THE SHAPE OF SCHWARZENEGGER’S LANDSLIDE — which came, paradoxically, in the face of a big national Democratic wave — was especially striking. Despite facing an opponent, outgoing Treasurer Phil Angelides, who pitched his entire campaign to Democrats, the former action superstar made enormous inroads into constituencies long viewed as part of the Democratic base.

Notwithstanding the unremitting opposition of organized labor leaders, who had smashed his special election agenda a year ago, Schwarzenegger won 45% of the union household vote to Angelides’ 49%. He garnered an amazing 27% of the African-American vote, 39% of the Latino vote, and 62% of the Asian-American vote.

It all contributed greatly to a largely across the board triumph for Schwarzenegger, in which most all outcomes accrued to his decided advantage.

** 5:40 PM: DEMOCRATS HAVE JUST TAKEN CONTROL OF THE U.S. SENATE with the AP calling that squeaker Virginia Senate race for former U.S. Navy Secretary James Webb. He defeats incumbent Senator and former Governor George Allen, who entered his re-election campaign as a conservative favorite for the 2008 Republican presidential campaign. But in Webb, Allen, the son of a famous football coach with no military experience, faced one of the most highly decorated Marine Corps officers of the Vietnam War. Allen stumbled badly in the infamous “Macaca” YouTube incident. He was further troubled by the ongoing downturn in Iraq. He tried to adjust his previous positioning as a cheerleader for the Iraq policy, but ultimately to no avail.

** Now we know what it takes for President George W. Bush to acknowledge the obvious, a national electoral walloping. That’s what it took for him to fire the architect of his obviously failed Iraq policy, Defense Secretary Donald Rumsfeld. Is Islamic Jihadism at war with America? Obviously. Can the current Iraq policy be described in any way as a success? Obviously not. Obstinacy does not equal Churchillianism.

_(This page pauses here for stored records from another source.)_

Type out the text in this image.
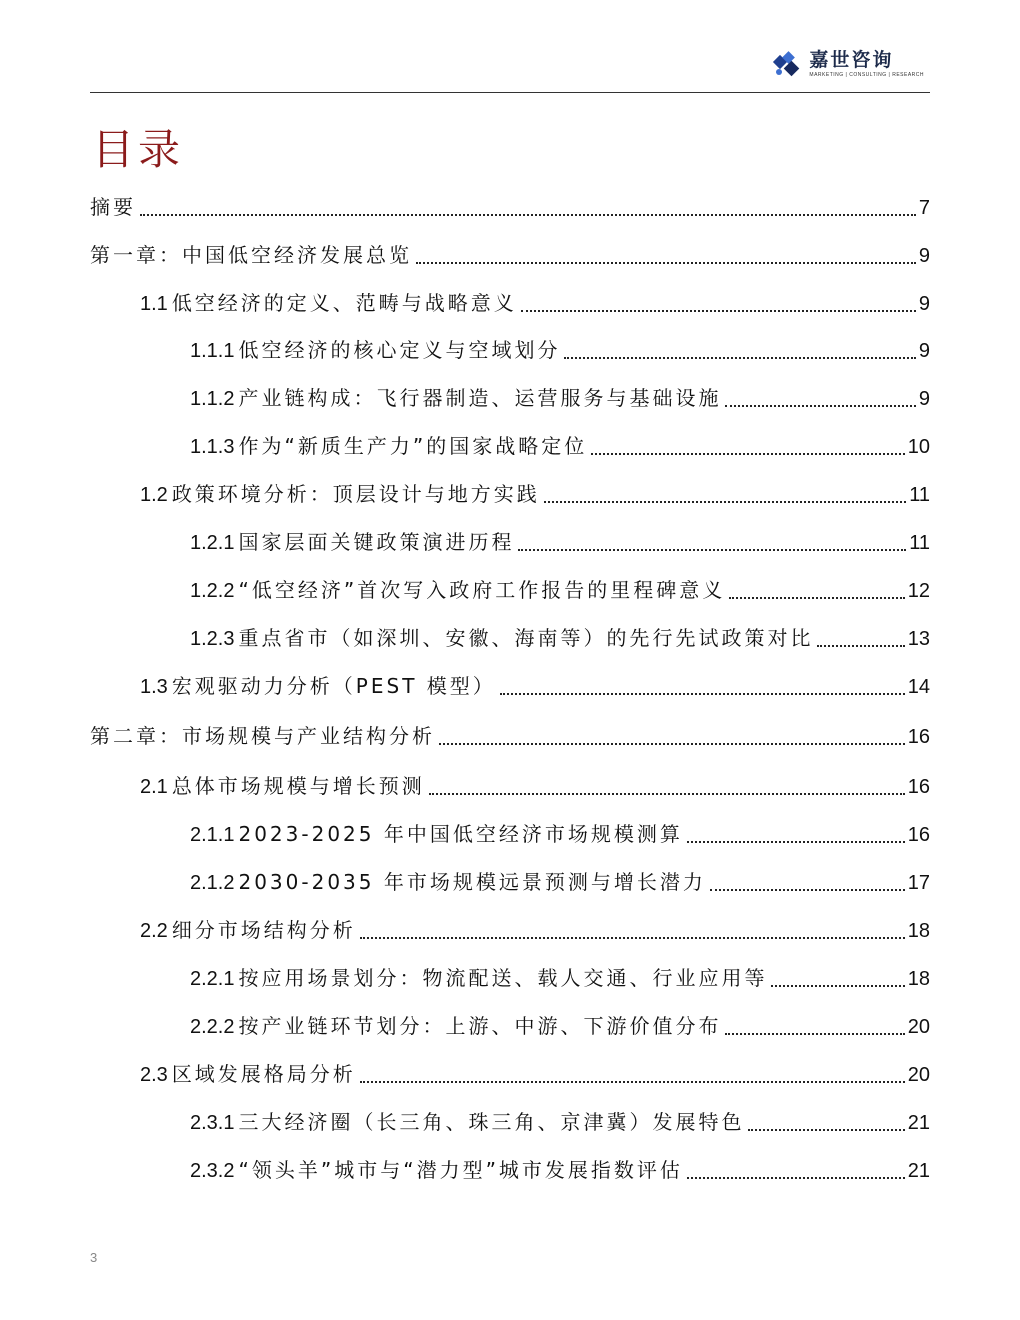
嘉世咨询
MARKETING | CONSULTING | RESEARCH
目录
摘要	7
第一章：中国低空经济发展总览	9
1.1 低空经济的定义、范畴与战略意义	9
1.1.1 低空经济的核心定义与空域划分	9
1.1.2 产业链构成：飞行器制造、运营服务与基础设施	9
1.1.3 作为“新质生产力”的国家战略定位	10
1.2 政策环境分析：顶层设计与地方实践	11
1.2.1 国家层面关键政策演进历程	11
1.2.2 “低空经济”首次写入政府工作报告的里程碑意义	12
1.2.3 重点省市（如深圳、安徽、海南等）的先行先试政策对比	13
1.3 宏观驱动力分析（PEST 模型）	14
第二章：市场规模与产业结构分析	16
2.1 总体市场规模与增长预测	16
2.1.1 2023-2025 年中国低空经济市场规模测算	16
2.1.2 2030-2035 年市场规模远景预测与增长潜力	17
2.2 细分市场结构分析	18
2.2.1 按应用场景划分：物流配送、载人交通、行业应用等	18
2.2.2 按产业链环节划分：上游、中游、下游价值分布	20
2.3 区域发展格局分析	20
2.3.1 三大经济圈（长三角、珠三角、京津冀）发展特色	21
2.3.2 “领头羊”城市与“潜力型”城市发展指数评估	21
3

The stock market hit a record high following Rumsfeld’s ouster.

** RUNNING ON EMPTY. As you might guess, after 10 months of doing this every day, I’m fairly run down, as you can tell from my voice and the circles under my eyes in the PJM election videos. Yet election day, and night, was again quite productive. I had conversations with many people, including Arnold Schwarzenegger, Jerry Brown, Steve Westly, and Warren Beatty, and shot a lot of video footage, some of quite dynamic. You will, energy permitting, see a brief and rather spectacular video clip tomorrow.

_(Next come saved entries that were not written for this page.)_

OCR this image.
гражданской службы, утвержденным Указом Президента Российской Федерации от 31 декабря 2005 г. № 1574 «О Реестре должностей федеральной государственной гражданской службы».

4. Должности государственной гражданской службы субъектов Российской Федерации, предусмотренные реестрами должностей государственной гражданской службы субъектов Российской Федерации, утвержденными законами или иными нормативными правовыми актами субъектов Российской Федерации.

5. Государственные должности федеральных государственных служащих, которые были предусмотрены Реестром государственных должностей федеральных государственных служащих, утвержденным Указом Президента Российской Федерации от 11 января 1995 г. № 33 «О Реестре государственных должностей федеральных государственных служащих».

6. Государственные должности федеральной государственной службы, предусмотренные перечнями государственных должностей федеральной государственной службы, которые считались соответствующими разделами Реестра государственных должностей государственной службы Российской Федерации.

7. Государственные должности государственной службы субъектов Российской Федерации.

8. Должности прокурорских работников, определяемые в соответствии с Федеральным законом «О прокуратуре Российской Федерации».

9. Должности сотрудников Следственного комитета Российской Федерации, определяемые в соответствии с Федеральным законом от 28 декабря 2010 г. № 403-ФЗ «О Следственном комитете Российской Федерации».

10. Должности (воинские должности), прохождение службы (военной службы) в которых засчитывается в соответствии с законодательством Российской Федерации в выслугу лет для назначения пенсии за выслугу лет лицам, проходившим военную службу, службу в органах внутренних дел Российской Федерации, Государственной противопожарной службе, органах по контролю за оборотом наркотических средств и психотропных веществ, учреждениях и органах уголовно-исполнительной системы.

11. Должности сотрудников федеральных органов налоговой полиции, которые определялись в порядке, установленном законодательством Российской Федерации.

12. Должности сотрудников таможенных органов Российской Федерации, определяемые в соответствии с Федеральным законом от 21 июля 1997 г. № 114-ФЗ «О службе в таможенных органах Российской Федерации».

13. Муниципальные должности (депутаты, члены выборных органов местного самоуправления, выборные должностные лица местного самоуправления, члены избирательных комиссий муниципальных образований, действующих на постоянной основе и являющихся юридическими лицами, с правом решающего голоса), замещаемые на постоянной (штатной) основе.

** Here’s what the final results look like in California’s statewide races as of 4 PM. Governor Arnold Schwarzenegger won a huge victory over his Democratic challenger, outgoing Treasurer Phil Angelides, 56% to 39%. Former Governor Jerry Brown won an even bigger victory in his race for the state’s second most powerful constitutional office, attorney general, demolishing Republican Chuck Poochigian, 57% to 38%.

Moderate Republican Steve Poizner crushed Lieutenant Governor Cruz Bustamante in the race for state insurance commissioner, 51% to 39%. Democrat John Chiang ripped Republican Tony Strickland in the race for state controller, 51% to 40%.

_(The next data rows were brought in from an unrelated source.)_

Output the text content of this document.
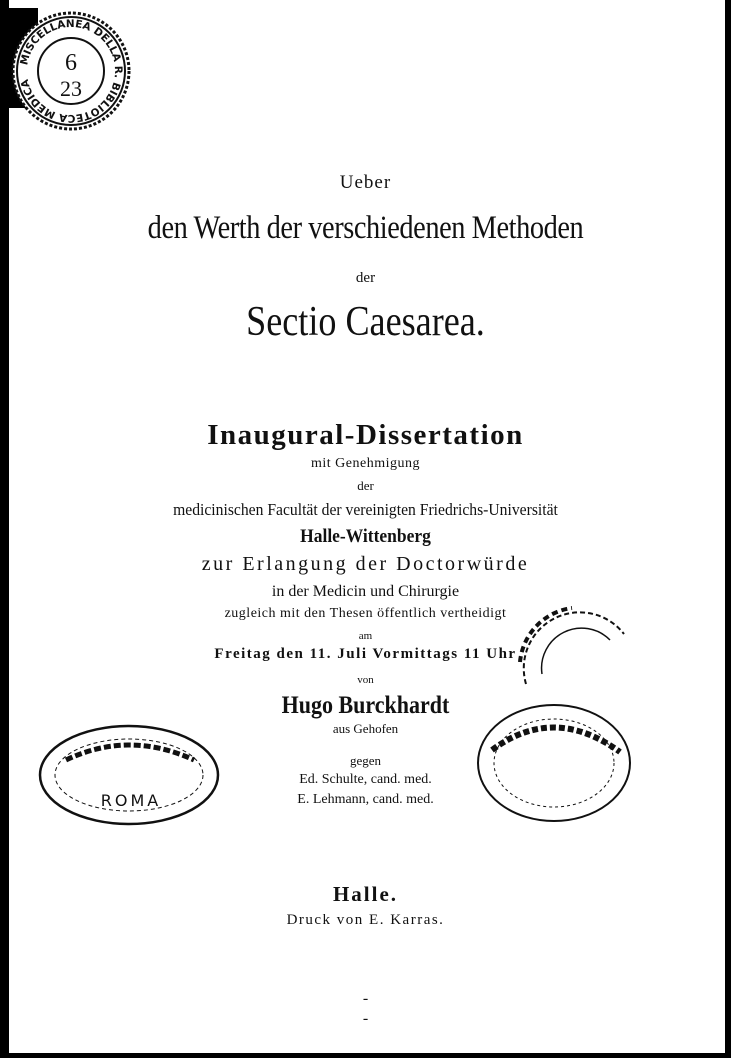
MISCELLANEA DELLA R. BIBLIOTECA MEDICA
6
23
ROMA
Ueber
den Werth der verschiedenen Methoden
der
Sectio Caesarea.
Inaugural-Dissertation
mit Genehmigung
der
medicinischen Facultät der vereinigten Friedrichs-Universität
Halle-Wittenberg
zur Erlangung der Doctorwürde
in der Medicin und Chirurgie
zugleich mit den Thesen öffentlich vertheidigt
am
Freitag den 11. Juli Vormittags 11 Uhr
von
Hugo Burckhardt
aus Gehofen
gegen
Ed. Schulte, cand. med.
E. Lehmann, cand. med.
Halle.
Druck von E. Karras.
-
-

Democrat John Garamendi defeated conservative darling Tom McClintock for lieutenant governor, 50% to 45%. Democrat Debra Bowen beat appointed Secretary of State Bruce McPherson, 49% to 45%.

And in the two races featuring Republican candidates who failed to mount anything approaching serious campaigns, Democrat Dianne Feinstein triumphed again for the U.S. Senate, 60% to 35%, and Democrat Bill Lockyer was elected state treasurer, 55% to 37%.

** Governor Arnold Schwarzenegger delivers remarks webcast live at 4 PM from Santa Monica Airport just prior to departing on his trip to Mexico.

** Track global and national energy prices in near real time via Bloomberg. Crude oil prices are around $60 per barrel.